I make predictions because it helps my trading decision-making. I set up a plausible thesis and I test the data coming through against that thesis. Right now, with the 10-Y cooling off, the inflation data generally behaving itself, and Powell in no hurry to adjust the dials, there is nothing on the macroeconomic front that is going to unsettle stocks unless the CPI flies skyward. Yes, I think Powell would be wise to talk about cutting rates and not do them. Cutting rates is a fraught endeavor right now. On top of that, earnings reports have been green, though some high-flying stocks have pulled back on forward guidance. Finally, let me sum up by reiterating that this rally has been expanding, perhaps not as parabolic as the AI stocks, but a number of sectors are doing fine. For example, Industrials, Materials, and the Russell Index (small caps) are higher, and so are the homebuilders. This is a very healthy stock market, as March turns to April, I will return to my usual bullish self.

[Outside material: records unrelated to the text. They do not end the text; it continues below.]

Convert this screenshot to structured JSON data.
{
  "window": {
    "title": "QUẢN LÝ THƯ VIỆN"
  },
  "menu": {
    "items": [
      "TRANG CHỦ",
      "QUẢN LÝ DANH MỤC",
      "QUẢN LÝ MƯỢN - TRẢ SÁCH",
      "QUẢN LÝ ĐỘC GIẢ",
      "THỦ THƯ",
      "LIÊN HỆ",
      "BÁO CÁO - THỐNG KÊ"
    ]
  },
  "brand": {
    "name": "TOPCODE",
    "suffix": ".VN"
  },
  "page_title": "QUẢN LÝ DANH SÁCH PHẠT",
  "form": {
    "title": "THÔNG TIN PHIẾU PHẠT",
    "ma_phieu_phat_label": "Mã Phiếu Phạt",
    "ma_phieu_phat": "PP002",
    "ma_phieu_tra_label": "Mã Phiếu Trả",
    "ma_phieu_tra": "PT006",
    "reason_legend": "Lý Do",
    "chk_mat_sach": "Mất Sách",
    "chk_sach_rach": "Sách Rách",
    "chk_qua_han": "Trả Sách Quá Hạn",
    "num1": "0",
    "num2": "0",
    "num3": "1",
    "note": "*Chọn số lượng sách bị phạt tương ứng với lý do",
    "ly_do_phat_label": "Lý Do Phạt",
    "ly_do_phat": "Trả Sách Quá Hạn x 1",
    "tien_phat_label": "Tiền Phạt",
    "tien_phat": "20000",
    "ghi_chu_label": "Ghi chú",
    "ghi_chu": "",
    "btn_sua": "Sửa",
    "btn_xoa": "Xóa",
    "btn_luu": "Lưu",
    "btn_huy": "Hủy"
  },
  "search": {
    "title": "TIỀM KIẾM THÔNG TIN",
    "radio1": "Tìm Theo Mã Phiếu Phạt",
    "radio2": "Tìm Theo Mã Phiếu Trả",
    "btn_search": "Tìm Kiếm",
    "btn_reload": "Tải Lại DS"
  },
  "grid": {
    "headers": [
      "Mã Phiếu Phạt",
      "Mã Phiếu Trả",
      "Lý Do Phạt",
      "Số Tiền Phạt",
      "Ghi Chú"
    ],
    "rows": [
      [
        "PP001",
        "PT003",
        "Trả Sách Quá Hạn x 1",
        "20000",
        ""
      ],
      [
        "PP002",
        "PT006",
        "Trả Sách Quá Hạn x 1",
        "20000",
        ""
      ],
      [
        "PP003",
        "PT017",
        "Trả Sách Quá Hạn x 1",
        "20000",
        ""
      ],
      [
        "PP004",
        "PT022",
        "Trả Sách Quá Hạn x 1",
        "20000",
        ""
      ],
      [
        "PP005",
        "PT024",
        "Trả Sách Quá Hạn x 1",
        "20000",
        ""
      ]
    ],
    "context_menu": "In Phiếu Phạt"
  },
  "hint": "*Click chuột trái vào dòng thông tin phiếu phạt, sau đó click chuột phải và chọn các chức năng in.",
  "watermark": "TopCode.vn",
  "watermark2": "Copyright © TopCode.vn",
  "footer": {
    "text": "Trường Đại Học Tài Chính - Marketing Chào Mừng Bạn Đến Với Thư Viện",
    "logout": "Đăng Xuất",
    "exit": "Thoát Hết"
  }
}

So what will I do with this newfound bullishness, I will wait a day and see how the CPI turns out. I will continue to monitor the VIX, if I am correct, the VIX might give us a hint tomorrow by staying at the level it closed at 14.74 or about there. If the VIX moves higher, I will be concerned about Tuesday, especially if the 10-Y breaks under 4%.
My trades:
I did the absolute amateurish wrong thing and got long MongoDB (MDB) too quickly. I read the earnings teleconference transcript and was (still am) convinced that all the items that made them pull back on guidance were truly one-time items. I also think that MDB could grow fast enough that they beat expectations (now lower) on the next earnings report. So instead of waiting, I bought right away. I even chased it, against all my discipline and rules, and the stock fell further. I should have waited until Monday at least, or even for the stock to test the low of the day first. I have all these mental exercises to try and stay disciplined, but I let external distractions take me off my game. On the other hand, I did close out my hedge of Puts on the Nasdaq-100 3X ETF (TQQQ), and also my 15 strike calls on the VIX futures and built some cash. I am still long SentinelOne (S), UiPath (PATH), and Palantir (PLTR) all are in the money calls out to June. I also have these stocks as long-term investments. Most of the stocks I trade in options, I also have long-term investments in, just so you know. Also, I keep my investments in a separate account segregated from my trading, which is in another account.